As committed professionals, we donate our time, energy, and expertise to ensure that these films are restored and exhibited in a context that allows the rich and complex legacies of communist-era film production to be addressed. ACP is firmly committed to educating global audiences through this work. In order to confront and come to terms with this past, it must be visible and available to public audiences.
The push to censor these films, led by Agron Tufa and Erald Kapri, is short-sighted and goes against everything that archivists and historians of our shared global heritage stand for. The UNESCO constitution states, in part:
Since wars begin in the minds of men, it is in the minds of men that the defences of peace must be constructed… the wide diffusion of culture, and the education of humanity for justice and liberty and peace are indispensable to the dignity of man and constitute a sacred duty which all the nations must fulfil in a spirit of mutual assistance and concern… believing in full and equal opportunities for education for all, in the unrestricted pursuit of objective truth, and in the free exchange of ideas and knowledge…

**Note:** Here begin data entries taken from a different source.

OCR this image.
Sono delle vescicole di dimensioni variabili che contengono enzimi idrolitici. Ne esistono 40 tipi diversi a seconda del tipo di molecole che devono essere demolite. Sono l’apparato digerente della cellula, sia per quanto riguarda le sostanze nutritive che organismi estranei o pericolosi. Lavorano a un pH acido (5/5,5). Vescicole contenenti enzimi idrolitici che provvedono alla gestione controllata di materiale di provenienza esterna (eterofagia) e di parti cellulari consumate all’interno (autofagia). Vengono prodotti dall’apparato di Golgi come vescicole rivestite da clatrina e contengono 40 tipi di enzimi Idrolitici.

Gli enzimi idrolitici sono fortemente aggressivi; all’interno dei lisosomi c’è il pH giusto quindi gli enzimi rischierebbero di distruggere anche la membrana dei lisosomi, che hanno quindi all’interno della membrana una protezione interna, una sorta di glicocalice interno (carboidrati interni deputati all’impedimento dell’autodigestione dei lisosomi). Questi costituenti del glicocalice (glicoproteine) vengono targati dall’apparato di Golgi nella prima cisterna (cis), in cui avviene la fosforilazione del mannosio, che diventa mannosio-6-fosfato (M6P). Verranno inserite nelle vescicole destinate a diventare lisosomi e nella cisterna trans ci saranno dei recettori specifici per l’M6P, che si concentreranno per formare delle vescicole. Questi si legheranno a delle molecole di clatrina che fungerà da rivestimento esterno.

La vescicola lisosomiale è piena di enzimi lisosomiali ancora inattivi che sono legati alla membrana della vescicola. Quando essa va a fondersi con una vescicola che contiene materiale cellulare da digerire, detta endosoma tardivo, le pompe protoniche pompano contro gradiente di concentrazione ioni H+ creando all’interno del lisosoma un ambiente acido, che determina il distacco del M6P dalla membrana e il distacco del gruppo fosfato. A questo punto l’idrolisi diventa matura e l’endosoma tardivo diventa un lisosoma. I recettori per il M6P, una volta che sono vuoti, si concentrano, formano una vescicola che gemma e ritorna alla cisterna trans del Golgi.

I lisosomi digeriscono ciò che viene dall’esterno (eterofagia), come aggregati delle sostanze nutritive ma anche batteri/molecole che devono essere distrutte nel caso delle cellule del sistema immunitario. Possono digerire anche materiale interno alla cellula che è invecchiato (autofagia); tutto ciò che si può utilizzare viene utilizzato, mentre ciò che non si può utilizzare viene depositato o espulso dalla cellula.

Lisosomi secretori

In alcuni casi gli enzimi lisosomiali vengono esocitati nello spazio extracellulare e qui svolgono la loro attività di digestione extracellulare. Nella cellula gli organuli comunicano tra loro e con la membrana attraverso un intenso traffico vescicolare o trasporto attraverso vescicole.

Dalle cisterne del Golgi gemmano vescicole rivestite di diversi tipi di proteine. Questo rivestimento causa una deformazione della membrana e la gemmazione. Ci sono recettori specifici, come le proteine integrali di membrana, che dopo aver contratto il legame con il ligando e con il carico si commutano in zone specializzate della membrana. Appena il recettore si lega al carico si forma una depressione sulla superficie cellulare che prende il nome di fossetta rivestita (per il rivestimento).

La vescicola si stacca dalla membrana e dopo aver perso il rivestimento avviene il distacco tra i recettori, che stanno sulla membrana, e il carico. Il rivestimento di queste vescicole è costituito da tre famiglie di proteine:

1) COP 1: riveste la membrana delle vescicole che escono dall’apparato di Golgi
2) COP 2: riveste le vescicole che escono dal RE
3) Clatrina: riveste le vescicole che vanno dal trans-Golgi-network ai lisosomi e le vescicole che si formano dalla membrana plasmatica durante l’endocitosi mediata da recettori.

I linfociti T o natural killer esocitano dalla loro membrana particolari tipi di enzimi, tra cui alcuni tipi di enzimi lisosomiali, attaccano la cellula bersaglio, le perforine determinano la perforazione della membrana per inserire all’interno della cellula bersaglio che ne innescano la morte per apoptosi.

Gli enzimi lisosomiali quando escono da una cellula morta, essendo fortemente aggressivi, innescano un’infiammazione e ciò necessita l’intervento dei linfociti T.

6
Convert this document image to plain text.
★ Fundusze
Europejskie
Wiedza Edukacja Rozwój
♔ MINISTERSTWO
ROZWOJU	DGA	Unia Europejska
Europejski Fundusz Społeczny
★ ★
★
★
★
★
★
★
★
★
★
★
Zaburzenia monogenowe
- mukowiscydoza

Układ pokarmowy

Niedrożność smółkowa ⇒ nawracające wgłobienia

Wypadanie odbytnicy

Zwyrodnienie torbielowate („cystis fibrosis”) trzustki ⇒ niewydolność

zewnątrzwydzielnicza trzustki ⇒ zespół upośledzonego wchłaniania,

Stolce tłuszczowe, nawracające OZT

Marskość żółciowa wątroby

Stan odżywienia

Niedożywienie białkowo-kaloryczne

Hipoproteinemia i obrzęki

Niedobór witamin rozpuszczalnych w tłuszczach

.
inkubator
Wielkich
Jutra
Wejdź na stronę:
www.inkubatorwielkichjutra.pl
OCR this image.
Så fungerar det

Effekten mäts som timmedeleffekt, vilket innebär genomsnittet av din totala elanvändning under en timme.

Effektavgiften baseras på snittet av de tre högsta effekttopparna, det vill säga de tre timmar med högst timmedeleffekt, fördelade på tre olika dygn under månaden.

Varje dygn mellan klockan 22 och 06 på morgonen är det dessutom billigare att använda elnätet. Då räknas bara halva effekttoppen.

Drawing on the Universal Declaration of Human Rights and other instruments, the United Nations Human Rights Council has drawn attention to the critical importance of preserving archives and historic memory, citing as a principle that every people has the inalienable right to know the truth about past events and adding that:
The right to know implies that archives must be preserved [and that measures should be taken] to prevent any removal, destruction, concealment or falsification of archives… access to archives should be facilitated in the interests of historical research, subject to reasonable restrictions aimed at safeguarding privacy… formal requirements governing access may not be used for purposes of censorship.
We the members of the Albanian Cinema Project strongly urge the Albanian government to keep these archives open to the public and to allow these films to be screened and discussed.